New rights for the employees
- The employee who has been with the same employer for at least six months and has completed the probationary period, has the right to request a transfer to a vacant position that provides him with more favorable working conditions, the employer being obliged to provide a motivated and written answer to the request, within 30 days of receiving it.
- The right to carer’s leave in order for the employee to provide personal care or support to a relative (husband, wife, mother, father, son, daughter) or to a person who lives in the same household as the employee and who needs care or support as a result of a serious medical problem lasting 5 working days in a calendar year.
- Serious medical problems, as well as the conditions for granting carer’s leave, are established by a joint order of the Minister of Labor and Social Solidarity and the Minister of Health.
- The employee’s right to be absent from work, for a maximum of ten working days per year, in case of unforeseen situations, determined by family emergencies (illnesses or accidents), provided that the employer is informed in advance and with full recovery , by mutual agreement, the absentee period.
- Paternity leave, carer’s leave and absences for family emergencies, presuppose activity carried out by the employee and will not affect rest leave.
The rights acquired by the employee prior to the holidays provided for by art. 51 para. (1), of carer’s leave or absence from work in case of family emergencies, are maintained for the entire duration of the leave, respectively the period of absence.
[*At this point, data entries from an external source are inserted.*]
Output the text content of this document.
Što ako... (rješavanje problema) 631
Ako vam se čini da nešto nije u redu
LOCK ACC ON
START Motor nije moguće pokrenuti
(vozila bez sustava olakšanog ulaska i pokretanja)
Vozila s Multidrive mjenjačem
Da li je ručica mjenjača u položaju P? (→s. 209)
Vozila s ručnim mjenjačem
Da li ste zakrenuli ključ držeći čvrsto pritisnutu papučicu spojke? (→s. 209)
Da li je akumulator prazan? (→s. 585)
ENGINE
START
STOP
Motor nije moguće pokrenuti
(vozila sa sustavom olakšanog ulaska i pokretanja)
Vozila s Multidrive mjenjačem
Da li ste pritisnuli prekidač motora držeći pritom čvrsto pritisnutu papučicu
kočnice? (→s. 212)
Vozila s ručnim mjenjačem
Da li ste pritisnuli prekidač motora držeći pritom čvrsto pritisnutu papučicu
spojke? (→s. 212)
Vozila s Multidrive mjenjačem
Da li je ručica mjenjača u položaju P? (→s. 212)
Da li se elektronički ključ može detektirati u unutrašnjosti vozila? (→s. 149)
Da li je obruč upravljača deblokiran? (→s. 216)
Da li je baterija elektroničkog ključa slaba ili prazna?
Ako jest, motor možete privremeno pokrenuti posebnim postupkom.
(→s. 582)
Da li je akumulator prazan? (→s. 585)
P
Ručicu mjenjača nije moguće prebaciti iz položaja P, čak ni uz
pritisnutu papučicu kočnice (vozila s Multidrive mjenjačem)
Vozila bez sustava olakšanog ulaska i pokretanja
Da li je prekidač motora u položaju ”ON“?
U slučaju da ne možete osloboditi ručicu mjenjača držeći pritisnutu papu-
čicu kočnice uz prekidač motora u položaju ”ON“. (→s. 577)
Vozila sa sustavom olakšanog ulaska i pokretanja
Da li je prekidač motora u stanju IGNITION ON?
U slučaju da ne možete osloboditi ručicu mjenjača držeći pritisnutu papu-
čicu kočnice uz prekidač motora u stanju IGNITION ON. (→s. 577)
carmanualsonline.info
The employer can establish individualized work programs for all employees, including those who benefit from carer’s leave, with their consent or at their request, which may have a limited duration. Any refusal of the employee’s request must be motivated, in writing, by the employer, within 5 working days of receiving the request
- It is forbidden to establish a new trial period if, within 12 months, a new individual employment contract is concluded between the same parties for the same position and with the same attributions;
- It is forbidden to fire the employee during paternity leave and carer’s leave or during absence from the workplace in case of family emergencies.
- It is prohibited to fire the employee for exercising the rights provided for in art. 17 para. (3), art. 18 para. (1), art. 31, art. 39 para. (1), art. 85 and art. 194 para. (2), for example requesting to move to a vacant position that provides more favorable working conditions, etc.
The employee who believes that he was fired for exercising various rights regulated by law, may request the employer to present, in writing, the reasons on which the decision regarding his dismissal was based.
The internal regulation
In addition to the categories of provisions previously established by the old regulation, the Internal Regulations will have to include the rules regarding notice and information regarding the general policy of employee training, if any.
The employer has the obligation to inform each employee of the provisions of the internal regulation, on the first day of work, and to prove the fulfillment of this obligation.
Making employees aware of the provisions of the internal regulation can be done on paper or in electronic format, provided that, in the latter case, the document is accessible to the employee and can be stored and printed by him.
The internal regulation produces its effects towards the employee from the moment of his acknowledgement.
The framework model – individual employment contract
The Labor Inspectorate will make available to employees and employers the framework model of the individual employment contract, established by order of the Minister of Labor and Social Solidarity, by publishing it on the institution’s website.